When the school psychologist kindly explained that my three year old daughter rated mild to moderate on the autism scale, I wasn’t even surprised. I went into my daughter’s evaluations pretty much knowing that something was going on with her. Still, I would be lying if I said I didn’t have a moment where I felt a bit weepy, even though I expected this diagnosis. In that moment, I mourned a loss of something that I never had to begin with– a made up version of childhood perfectionism. Then we brushed ourselves off, and life was exactly the same as it was before the word autism was even uttered by her.
The truth is that I always knew that there was something a little different about my daughter. The first time I saw her, she was sticking her tongue out at the world. On the first day of her life, her grandfather stopped what he was doing, looked up at the ceiling, and asked her, “ What are you looking at?” In case you’re wondering, she was looking at the fluorescent lights on the ceiling.
Sleep was something she simply couldn’t master. She had almost no capacity to self regulate. She was the most serious infant I’d ever seen in my life. She didn’t smile until she was over 6 months old. She never crawled, walked early, and pretty much immediately afterward would spend hours jumping up and down while flapping her arms. She lined things up all over the house, on any open space she could find. She ignored people– she had no use for them at all. She would run away from us if we didn’t hold her hand. If you foolishly released her hand, she’d run as far away and as quickly as she could.
You would think that since I immediately recognized these behaviors, that diagnosis was both immediate and easy. It wasn’t at all. The problem was other people, who I’m sure had good intentions, worked very hard at making me doubt myself. Ranging from poo-pooing her behavior, to down right anger and hostility. I had numerous people telling me that these things were normal. These were people in my personal life, with some of them actually being healthcare professionals. Bitter arguments would ensue where I would explain that every time I plugged in something online about my child, that Dr. Google’s first entry was autism. Each time. Every time.
It was the same even with people who were not a part of my personal life. Her pediatrician, who I still like a great deal, didn’t catch it. When I brought up her very poor sleeping habits, I was told that she was “on the extreme side of normal.” When I brought up her constant running and jumping up and down, I was told that she probably had ADHD, but that there was nothing that could be done for her at such a young age.
The truth was that she hit her developmental milestones. Could she say two or three word sentences? Absolutely. It just wasn’t productive language. She would just repeat the same sentences over and over again. She couldn’t even answer a yes or no question. Could she make eye contact? Sure, she could make eye contact. It was just fleeting, intermittent eye contact. Sometimes, someone would be talking to her, and she wouldn’t even turn her head to look at them. But yes, she could make eye contact if she wanted.

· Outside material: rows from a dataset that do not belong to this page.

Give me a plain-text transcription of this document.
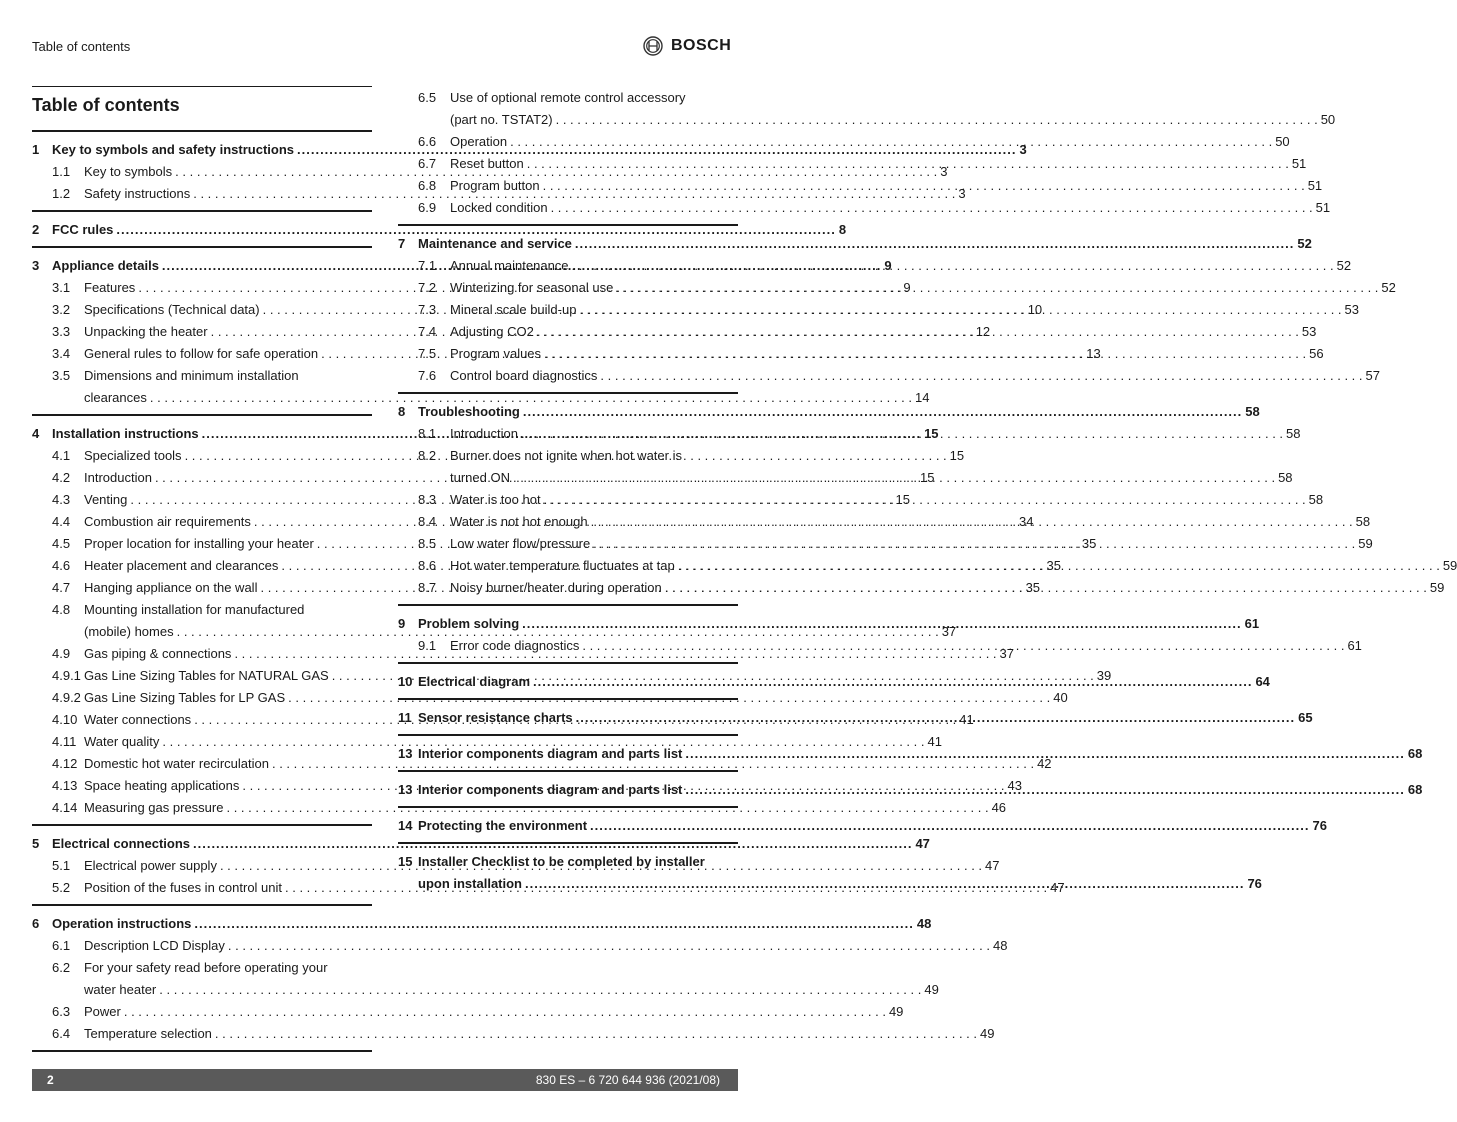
Table of contents	BOSCH
Table of contents
1 Key to symbols and safety instructions .....	3
1.1	Key to symbols . . .	3
1.2	Safety instructions . . .	3
2 FCC rules .....	8
3 Appliance details .....	9
3.1	Features . . .	9
3.2	Specifications (Technical data) . . .	10
3.3	Unpacking the heater . . .	12
3.4	General rules to follow for safe operation . . .	13
3.5	Dimensions and minimum installation
clearances . . .	14
4 Installation instructions .....	15
4.1	Specialized tools . . .	15
4.2	Introduction . . .	15
4.3	Venting . . .	15
4.4	Combustion air requirements . . .	34
4.5	Proper location for installing your heater . . .	35
4.6	Heater placement and clearances . . .	35
4.7	Hanging appliance on the wall . . .	35
4.8	Mounting installation for manufactured
(mobile) homes . . .	37
4.9	Gas piping & connections . . .	37
4.9.1 Gas Line Sizing Tables for NATURAL GAS . . .	39
4.9.2 Gas Line Sizing Tables for LP GAS . . .	40
4.10 Water connections . . .	41
4.11 Water quality . . .	41
4.12 Domestic hot water recirculation . . .	42
4.13 Space heating applications . . .	43
4.14 Measuring gas pressure . . .	46
5 Electrical connections .....	47
5.1	Electrical power supply . . .	47
5.2	Position of the fuses in control unit . . .	47
6 Operation instructions .....	48
6.1	Description LCD Display . . .	48
6.2	For your safety read before operating your
water heater . . .	49
6.3	Power . . .	49
6.4	Temperature selection . . .	49
6.5	Use of optional remote control accessory
(part no. TSTAT2) . . .	50
6.6	Operation . . .	50
6.7	Reset button . . .	51
6.8	Program button . . .	51
6.9	Locked condition . . .	51
7 Maintenance and service .....	52
7.1	Annual maintenance . . .	52
7.2	Winterizing for seasonal use . . .	52
7.3	Mineral scale build-up . . .	53
7.4	Adjusting CO2 . . .	53
7.5	Program values . . .	56
7.6	Control board diagnostics . . .	57
8 Troubleshooting .....	58
8.1	Introduction . . .	58
8.2	Burner does not ignite when hot water is
turned ON . . .	58
8.3	Water is too hot . . .	58
8.4	Water is not hot enough . . .	58
8.5	Low water flow/pressure . . .	59
8.6	Hot water temperature fluctuates at tap . . .	59
8.7	Noisy burner/heater during operation . . .	59
9 Problem solving .....	61
9.1	Error code diagnostics . . .	61
10 Electrical diagram .....	64
11 Sensor resistance charts .....	65
13 Interior components diagram and parts list .....	68
13 Interior components diagram and parts list .....	68
14 Protecting the environment .....	76
15 Installer Checklist to be completed by installer
upon installation .....	76
2	830 ES – 6 720 644 936 (2021/08)
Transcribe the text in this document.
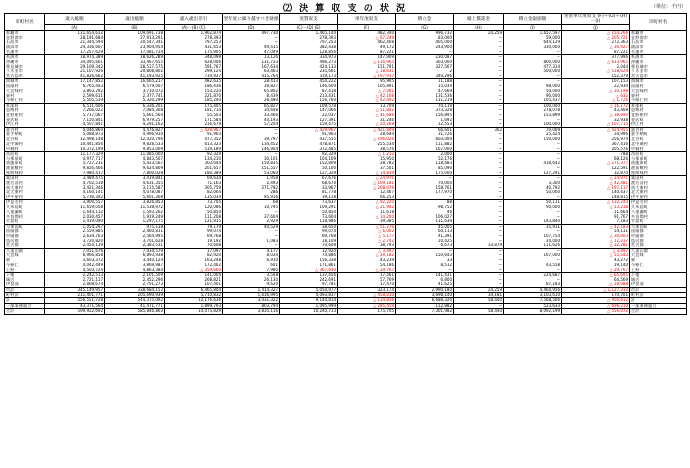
⑵ 決 算 収 支 の 状 況	（単位：千円）
市町村名	歳入総額	歳出総額	歳入歳出差引	翌年度に繰り越すべき財源	実質収支	単年度収支	積立金	繰上償還金	積立金取崩額	実質単年度収支 (F)＋(G)＋(H)－(I)	市町村名
	(A)	(B)	(A)－(B) (C)	(D)	(C)－(D) (E)	(F)	(G)	(H)	(I)	(J)	
那覇市	111,654,612	109,691,738	1,962,874	497,730	1,465,144	482,340	996,732	24,259	1,657,597	△ 154,266	那覇市
宜野湾市	28,191,684	27,913,291	278,393	−	278,393	△ 67,249	83,000	−	59,000	△ 205,721	宜野湾市
石垣市	21,344,594	20,547,341	797,253	−	797,253	462,408	405,000	−	644,129	272,363	石垣市
浦添市	24,336,607	23,904,954	431,653	49,415	382,438	49,172	243,900	−	330,000	△ 36,927	浦添市
名護市	17,257,629	17,081,724	175,905	47,049	128,856	87,221	−	−	−	87,221	名護市
糸満市	18,974,389	18,626,289	348,099	13,126	334,973	147,909	230,087	−	−	377,996	糸満市
沖縄市	34,095,661	33,467,655	628,006	131,733	496,273	△ 116,965	303,000	−	800,000	△ 613,965	沖縄市
豊見城市	29,109,342	28,517,575	591,767	167,634	424,133	151,791	327,567	−	477,314	2,044	豊見城市
うるま市	21,107,926	20,808,802	299,124	63,463	235,661	△ 18,631	2	−	500,000	△ 518,629	うるま市
宮古島市	41,826,662	41,193,925	734,937	415,764	319,173	△ 197,917	340,296	−	−	152,379	宮古島市
南城市	17,147,852	16,665,217	482,635	28,413	454,222	95,965	11,188	−	−	107,153	南城市
国頭村	6,765,443	6,579,007	186,436	39,827	146,609	105,891	15,039	−	98,000	22,930	国頭村
大宜味村	3,863,292	3,710,072	153,220	65,802	87,418	△ 7,061	47,669	−	50,000	△ 10,198	大宜味村
東村	2,599,611	2,377,741	221,870	8,439	213,431	△ 42,168	131,536	−	90,000	△ 632	東村
今帰仁村	5,505,539	5,320,299	185,240	28,480	156,760	△ 42,492	111,219	−	105,437	△ 1,726	今帰仁村
本部町	6,511,606	6,336,201	175,405	65,827	109,578	13,709	70,119	−	100,000	△ 16,172	本部町
恩納村	7,266,022	7,084,308	181,714	34,648	147,066	△ 51,842	373,328	−	278,078	43,408	恩納村
宜野座村	5,717,067	5,661,564	55,503	33,466	22,037	△ 41,686	156,895	−	153,899	△ 38,690	宜野座村
金武町	7,150,841	6,979,257	171,584	44,193	127,391	31,246	1,692	−	−	32,938	金武町
伊江村	4,507,841	4,291,162	216,679	57,204	159,475	△ 20,268	12,553	−	100,000	△ 107,715	伊江村
読谷村	4,046,860	4,476,827	△ 429,967	−	△ 429,967	△ 421,849	66,601	302	70,009	△ 424,955	読谷村
嘉手納町	5,088,873	4,996,910	91,963	−	91,963	28,694	31,726	−	25,424	34,996	嘉手納町
北谷町	12,498,148	12,020,796	477,352	39,797	437,555	△ 196,026	603,000	−	150,000	256,974	北谷町
北中城村	10,441,856	9,828,533	613,323	134,452	478,871	255,534	111,882	−	−	367,416	北中城村
中城村	10,372,199	9,853,009	519,189	146,904	372,485	38,576	167,000	−	−	205,576	中城村
西原町	11,177,329	11,085,000	92,329	−	92,329	△ 1,212	2,000	−	−	788	西原町
与那原町	4,977,717	4,843,507	134,210	30,101	104,109	15,950	52,176	−	−	68,126	与那原町
南風原町	5,727,211	5,423,567	303,644	150,835	152,809	28,782	118,483	−	418,642	△ 271,377	南風原町
渡嘉敷村	9,826,466	9,624,809	201,657	151,557	50,100	37,501	85,090	−	−	122,591	渡嘉敷村
座間味村	7,980,417	7,800,028	180,389	53,060	127,329	△ 14,839	175,000	−	127,291	32,870	座間味村
粟国村	3,489,475	3,419,841	69,634	1,958	67,676	△ 24,971	−	−	−	△ 24,971	粟国村
渡名喜村	4,702,518	4,631,355	71,163	2,493	68,670	△ 109,181	70,000	−	3,300	△ 42,481	渡名喜村
南大東村	3,421,346	3,115,587	305,759	271,792	33,967	△ 208,076	158,761	−	40,792	△ 197,117	南大東村
北大東村	4,160,141	4,078,087	82,064	286	81,778	12,467	177,970	−	50,000	140,437	北大東村
伊平屋村	5,736,342	5,601,308	135,034	95,916	39,118	66,253	−	−	−	148,815	伊平屋村
伊是名村	3,900,557	3,826,853	73,705	68	73,637	△ 92,220	88	−	50,111	△ 132,243	伊是名村
久米島町	11,659,058	11,538,972	120,086	10,795	109,291	△ 21,942	98,752	−	90,000	△ 13,218	久米島町
八重瀬町	1,644,112	1,593,262	50,850	−	50,850	11,618	46	−	−	11,664	八重瀬町
多良間村	2,030,457	1,919,249	111,208	37,604	73,604	△ 14,200	106,027	−	−	91,767	多良間村
竹富町	1,419,090	1,297,175	121,915	2,929	118,986	39,385	111,639	−	143,840	7,183	竹富町
与那国町	1,054,297	975,118	79,179	40,529	38,650	△ 51,276	45,005	−	35,911	△ 42,183	与那国町
国頭郡	2,559,885	2,460,811	99,074	−	99,074	△ 6,002	60,113	−	−	54,111	国頭郡
中頭郡	2,634,763	2,564,995	69,768	−	69,768	△ 5,177	41,391	−	107,754	△ 30,603	中頭郡
島尻郡	3,720,820	3,701,628	19,192	1,083	18,109	△ 2,742	10,425	−	20,000	△ 12,317	島尻郡
宮古郡	2,454,139	2,383,531	70,608	−	70,608	38,793	6,673	33,879	111,626	△ 32,281	宮古郡
八重山郡	7,051,676	7,034,579	17,097	4,177	12,920	△ 3,497	−	−	−	△ 3,497	八重山郡
大宜味	6,966,858	6,893,938	82,920	8,034	74,886	△ 39,182	150,643	−	167,000	△ 55,543	大宜味
東	3,603,372	3,440,124	163,248	6,910	156,338	43,239	33	−	−	43,272	東
今帰仁	4,042,449	3,869,987	172,462	601	171,861	54,186	8,512	−	43,558	19,140	今帰仁
上野	4,503,724	4,863,384	△ 359,660	7,980	△ 367,640	△ 29,767	−	−	−	△ 29,767	上野
下地	2,242,513	2,101,509	141,004	3,548	137,456	17,561	141,431	−	224,687	△ 65,695	下地
城辺	2,721,117	2,452,296	268,821	26,130	242,691	57,769	6,800	−	−	64,569	城辺
伊良部	2,808,674	2,701,273	107,401	9,620	97,781	17,470	41,625	−	87,183	△ 28,088	伊良部
市計	345,149,957	338,684,153	6,465,804	1,414,327	5,050,977	323,174	2,990,180	24,259	4,464,956	△ 1,127,313	市計
町村計	211,401,771	205,690,939	5,710,832	1,616,995	4,093,837	△ 458,010	3,698,140	34,181	3,103,610	170,701	町村計
計	556,551,728	544,375,092	12,176,636	3,031,322	9,144,814	△ 134,836	6,688,320	58,440	7,568,566	△ 956,612	計
一部事務組合	43,371,564	41,471,771	1,899,793	803,794	1,095,999	△ 285,459	112,882	−	523,633	△ 696,210	一部事務組合
合計	599,922,692	585,846,863	14,075,829	3,835,116	10,240,713	175,705	7,301,982	58,440	8,092,199	△ 556,072	合計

This ladies and gentlemen, is how a child “falls through the cracks.” This is how children who can “pass” don’t get the services they need. Autism is almost like a dirty word to many, and people have a preconceived notion of how someone with autism should act. In asking people if they could tell something was “off” with my child, the response would commonly be yes, followed by an immediate: “But I don’t think it’s autism.”
I don’t fault people for that response. It’s what society has conditioned us to think. For all I know, if it hadn’t been my child, maybe my response would have been the same.
If I had it to do all over again, I’d trust myself a little bit more. I would have pushed a little harder. I wouldn’t have allowed doubt to creep into what I obviously saw with my own eyes. I’m fortunate because even though there was a slight delay, my child will be getting services at the end of the month. She is 3-years-old. Still fairly early, but I could have got her in at least a year ago if I had just stopped arguing, and just started doing.
Parents, always trust your instincts. No one knows your baby better than you.